[PSA] Some initial performance testing of new mode --order-by size,mixed

First a few words about what it is.
You may by now know that you can sort the order of the transfers with --order-by (size,modtime,name).

This mode is an extension of this that uses this framework to attempts to increase transfer performance.
The basic idea is that you are usually limited by 2 main factors:
- Bandwidth
- Number of new transfers that can be established pr second. (this varies a lot between providers, with "premium" services generally a lot less limited - but is very relevant for services like Gdrive).

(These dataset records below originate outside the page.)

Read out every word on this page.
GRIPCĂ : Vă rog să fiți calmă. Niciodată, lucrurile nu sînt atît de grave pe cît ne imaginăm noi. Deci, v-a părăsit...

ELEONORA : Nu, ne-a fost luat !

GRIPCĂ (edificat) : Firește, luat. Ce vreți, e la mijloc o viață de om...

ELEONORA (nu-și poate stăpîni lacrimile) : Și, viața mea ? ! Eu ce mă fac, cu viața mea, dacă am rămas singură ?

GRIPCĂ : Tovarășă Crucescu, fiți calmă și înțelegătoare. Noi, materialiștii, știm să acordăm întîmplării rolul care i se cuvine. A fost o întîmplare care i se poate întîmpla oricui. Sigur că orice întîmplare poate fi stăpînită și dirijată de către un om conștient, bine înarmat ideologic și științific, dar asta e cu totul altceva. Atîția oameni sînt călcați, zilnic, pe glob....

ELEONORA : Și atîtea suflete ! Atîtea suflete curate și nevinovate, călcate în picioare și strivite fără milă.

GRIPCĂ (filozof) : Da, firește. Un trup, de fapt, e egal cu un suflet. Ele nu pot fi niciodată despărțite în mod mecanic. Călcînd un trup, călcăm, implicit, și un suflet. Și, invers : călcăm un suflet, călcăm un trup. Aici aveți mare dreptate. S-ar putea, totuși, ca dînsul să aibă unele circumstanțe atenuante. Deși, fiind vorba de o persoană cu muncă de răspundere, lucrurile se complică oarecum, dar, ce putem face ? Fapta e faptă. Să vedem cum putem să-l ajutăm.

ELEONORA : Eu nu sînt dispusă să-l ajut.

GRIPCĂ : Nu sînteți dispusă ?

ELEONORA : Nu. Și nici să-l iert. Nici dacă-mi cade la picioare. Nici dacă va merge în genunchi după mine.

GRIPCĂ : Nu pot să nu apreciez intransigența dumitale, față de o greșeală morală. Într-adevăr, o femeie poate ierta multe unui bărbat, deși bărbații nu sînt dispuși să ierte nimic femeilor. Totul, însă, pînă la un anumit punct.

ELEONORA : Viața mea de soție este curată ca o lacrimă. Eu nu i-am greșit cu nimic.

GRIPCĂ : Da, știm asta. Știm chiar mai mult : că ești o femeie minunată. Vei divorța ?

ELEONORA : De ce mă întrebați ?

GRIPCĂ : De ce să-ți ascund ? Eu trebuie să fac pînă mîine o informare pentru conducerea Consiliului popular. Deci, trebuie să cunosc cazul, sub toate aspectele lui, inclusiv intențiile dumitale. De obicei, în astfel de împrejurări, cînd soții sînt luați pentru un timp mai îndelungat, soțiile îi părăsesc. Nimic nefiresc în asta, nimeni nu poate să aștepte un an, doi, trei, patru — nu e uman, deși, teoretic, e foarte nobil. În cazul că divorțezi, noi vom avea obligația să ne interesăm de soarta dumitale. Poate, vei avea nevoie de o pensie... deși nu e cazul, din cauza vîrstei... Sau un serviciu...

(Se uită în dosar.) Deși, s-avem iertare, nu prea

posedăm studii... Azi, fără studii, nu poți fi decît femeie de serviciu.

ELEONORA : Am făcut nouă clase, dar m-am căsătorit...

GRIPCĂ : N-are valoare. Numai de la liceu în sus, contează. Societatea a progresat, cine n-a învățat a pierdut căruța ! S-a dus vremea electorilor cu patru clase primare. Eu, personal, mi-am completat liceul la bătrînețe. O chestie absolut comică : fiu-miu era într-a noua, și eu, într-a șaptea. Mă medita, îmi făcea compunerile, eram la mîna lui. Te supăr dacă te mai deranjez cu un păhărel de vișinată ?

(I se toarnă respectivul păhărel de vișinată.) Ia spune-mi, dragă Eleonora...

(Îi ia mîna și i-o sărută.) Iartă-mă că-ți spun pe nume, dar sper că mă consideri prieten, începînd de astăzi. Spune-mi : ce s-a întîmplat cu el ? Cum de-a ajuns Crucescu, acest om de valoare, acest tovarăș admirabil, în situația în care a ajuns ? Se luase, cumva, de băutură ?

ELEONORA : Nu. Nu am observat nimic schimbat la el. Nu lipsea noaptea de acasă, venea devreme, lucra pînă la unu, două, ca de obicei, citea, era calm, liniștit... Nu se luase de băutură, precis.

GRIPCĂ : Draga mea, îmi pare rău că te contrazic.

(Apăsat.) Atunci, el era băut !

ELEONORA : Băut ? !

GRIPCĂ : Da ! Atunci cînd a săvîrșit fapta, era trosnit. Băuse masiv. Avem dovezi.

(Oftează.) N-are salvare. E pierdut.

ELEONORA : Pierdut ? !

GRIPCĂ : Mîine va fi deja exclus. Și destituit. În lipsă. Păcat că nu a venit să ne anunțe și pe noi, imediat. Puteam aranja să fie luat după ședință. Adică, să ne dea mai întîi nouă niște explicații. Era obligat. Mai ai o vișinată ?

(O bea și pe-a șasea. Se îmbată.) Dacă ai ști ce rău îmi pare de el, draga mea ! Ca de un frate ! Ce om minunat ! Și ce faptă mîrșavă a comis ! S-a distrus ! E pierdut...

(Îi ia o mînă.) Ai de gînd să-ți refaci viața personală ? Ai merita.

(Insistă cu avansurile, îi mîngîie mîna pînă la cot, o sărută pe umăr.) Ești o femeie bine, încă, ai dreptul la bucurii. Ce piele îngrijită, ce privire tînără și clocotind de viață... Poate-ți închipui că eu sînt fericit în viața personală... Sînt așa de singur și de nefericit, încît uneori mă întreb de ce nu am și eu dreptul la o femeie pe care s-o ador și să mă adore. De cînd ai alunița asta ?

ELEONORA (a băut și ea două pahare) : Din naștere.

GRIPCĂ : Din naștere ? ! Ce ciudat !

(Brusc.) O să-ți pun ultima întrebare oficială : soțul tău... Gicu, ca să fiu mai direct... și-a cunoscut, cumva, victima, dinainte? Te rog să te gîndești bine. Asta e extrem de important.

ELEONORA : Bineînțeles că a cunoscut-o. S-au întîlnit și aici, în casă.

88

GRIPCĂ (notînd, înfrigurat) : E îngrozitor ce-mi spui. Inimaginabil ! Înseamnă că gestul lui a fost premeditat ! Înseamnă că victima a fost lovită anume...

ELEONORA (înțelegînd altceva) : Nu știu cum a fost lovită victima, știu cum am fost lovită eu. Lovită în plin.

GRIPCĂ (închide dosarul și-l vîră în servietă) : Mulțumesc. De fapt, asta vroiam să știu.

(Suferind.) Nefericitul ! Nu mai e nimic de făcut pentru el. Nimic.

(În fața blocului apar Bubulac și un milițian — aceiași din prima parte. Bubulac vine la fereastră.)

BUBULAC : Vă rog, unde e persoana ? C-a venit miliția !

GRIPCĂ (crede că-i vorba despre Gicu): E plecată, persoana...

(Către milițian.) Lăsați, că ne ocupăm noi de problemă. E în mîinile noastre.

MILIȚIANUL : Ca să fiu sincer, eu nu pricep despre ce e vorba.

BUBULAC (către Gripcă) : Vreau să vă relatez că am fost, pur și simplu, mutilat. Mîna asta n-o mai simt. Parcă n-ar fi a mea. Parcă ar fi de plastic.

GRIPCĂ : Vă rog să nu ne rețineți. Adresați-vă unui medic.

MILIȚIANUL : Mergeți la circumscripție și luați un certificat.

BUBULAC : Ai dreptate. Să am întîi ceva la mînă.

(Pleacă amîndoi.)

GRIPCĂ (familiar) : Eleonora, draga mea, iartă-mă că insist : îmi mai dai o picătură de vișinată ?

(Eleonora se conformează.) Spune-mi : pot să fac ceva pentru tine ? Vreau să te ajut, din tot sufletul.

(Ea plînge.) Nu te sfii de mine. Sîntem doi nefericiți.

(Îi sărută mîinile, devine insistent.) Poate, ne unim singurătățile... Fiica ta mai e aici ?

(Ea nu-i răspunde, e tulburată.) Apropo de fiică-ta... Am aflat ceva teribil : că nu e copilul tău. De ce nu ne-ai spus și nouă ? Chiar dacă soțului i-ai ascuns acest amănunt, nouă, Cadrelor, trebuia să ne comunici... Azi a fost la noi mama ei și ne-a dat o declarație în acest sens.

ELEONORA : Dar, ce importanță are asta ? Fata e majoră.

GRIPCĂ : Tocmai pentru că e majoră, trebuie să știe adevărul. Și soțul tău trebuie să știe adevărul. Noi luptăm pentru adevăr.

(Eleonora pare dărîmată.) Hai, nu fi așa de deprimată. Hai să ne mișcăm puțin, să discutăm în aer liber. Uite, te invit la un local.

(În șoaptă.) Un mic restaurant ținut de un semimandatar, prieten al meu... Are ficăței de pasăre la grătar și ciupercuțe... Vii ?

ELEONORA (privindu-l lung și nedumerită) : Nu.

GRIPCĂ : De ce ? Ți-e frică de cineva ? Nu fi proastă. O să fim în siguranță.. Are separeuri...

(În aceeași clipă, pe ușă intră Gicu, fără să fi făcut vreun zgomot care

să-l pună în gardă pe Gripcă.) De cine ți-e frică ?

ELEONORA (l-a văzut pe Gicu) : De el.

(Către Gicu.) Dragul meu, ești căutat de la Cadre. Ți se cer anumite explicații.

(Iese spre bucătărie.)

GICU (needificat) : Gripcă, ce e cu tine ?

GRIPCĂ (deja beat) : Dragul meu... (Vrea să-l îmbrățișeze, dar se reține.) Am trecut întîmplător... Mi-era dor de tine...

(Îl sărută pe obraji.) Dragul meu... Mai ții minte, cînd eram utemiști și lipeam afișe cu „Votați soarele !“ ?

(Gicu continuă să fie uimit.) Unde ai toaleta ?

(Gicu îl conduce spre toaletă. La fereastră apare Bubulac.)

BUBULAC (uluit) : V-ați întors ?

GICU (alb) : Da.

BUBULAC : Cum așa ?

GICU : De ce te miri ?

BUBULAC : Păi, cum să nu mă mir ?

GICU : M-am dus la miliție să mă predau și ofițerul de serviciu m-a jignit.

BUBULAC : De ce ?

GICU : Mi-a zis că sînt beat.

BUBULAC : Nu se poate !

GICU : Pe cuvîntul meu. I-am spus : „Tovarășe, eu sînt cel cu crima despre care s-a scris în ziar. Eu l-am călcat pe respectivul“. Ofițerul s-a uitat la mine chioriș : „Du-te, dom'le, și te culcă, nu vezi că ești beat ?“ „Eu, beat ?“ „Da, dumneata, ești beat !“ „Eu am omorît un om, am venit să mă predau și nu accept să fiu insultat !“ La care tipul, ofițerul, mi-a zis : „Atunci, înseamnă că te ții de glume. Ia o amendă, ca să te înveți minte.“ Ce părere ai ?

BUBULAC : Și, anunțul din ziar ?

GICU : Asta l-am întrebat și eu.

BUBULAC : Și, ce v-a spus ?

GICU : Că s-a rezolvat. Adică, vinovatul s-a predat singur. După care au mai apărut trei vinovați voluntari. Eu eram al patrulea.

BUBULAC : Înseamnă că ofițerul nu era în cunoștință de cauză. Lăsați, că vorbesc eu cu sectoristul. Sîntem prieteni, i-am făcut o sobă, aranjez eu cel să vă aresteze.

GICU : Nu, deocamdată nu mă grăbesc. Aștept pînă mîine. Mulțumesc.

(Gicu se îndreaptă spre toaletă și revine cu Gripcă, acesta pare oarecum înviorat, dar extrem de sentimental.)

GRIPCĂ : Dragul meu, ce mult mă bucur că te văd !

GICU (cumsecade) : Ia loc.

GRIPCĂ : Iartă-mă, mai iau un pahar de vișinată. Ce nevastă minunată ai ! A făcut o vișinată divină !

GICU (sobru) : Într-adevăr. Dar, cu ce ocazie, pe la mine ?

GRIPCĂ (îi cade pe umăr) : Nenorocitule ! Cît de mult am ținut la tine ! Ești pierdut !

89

The problem is that if you transfer a mixed workload of large files + small files you often end up maxing just your bandwidth on the large files (while wasting transfer-connections allowance) and the other way around when transferring your small files. Ideally we want to use as much as both resources at all times to minimize the total transfer time for the whole operation - and this can be accomplished by transferring the largest files along with the smallest files.

So I have compiled some initial testing data to illustrate use. This is not a "best-case" workload necessarily, but something relatively realistic. Please note that the real benefit you see will heavily depend on what you transfer. Only large files will not benefit much if any. Nor will only small files. Using this should however always be better or the same speed as not using it.

Also, Nick is considering whether to add another option to this that would make it possible to optimize further. I may produce a second set of test-data that shows an "optimal savings" scenario at that point.
Please note this feature is currently availiable in the newest beta build, and current documentation can be found here:
https://tip.rclone.org/docs/#order-by-string


From my PM to NCW:

Hey Nick, here is some test data for the new feature.
Let me first say that I didn't encounter any bugs or unexpected results - so great job on implementation :smiley:

Dataset:

100x100MB (1GB)
500x1MB (0,5GB)

So this is out baseline - default.

C:\rclone>rclone copy E:\mixedtest TD1:\test1_default -P
Transferred: 10.742G / 10.742 GBytes, 100%, 12.460 MBytes/s, ETA 0s
Transferred: 1100 / 1100, 100%
Elapsed time: 14m42.8s

882,8sec

Here is using mixed mode (default 50/50 split)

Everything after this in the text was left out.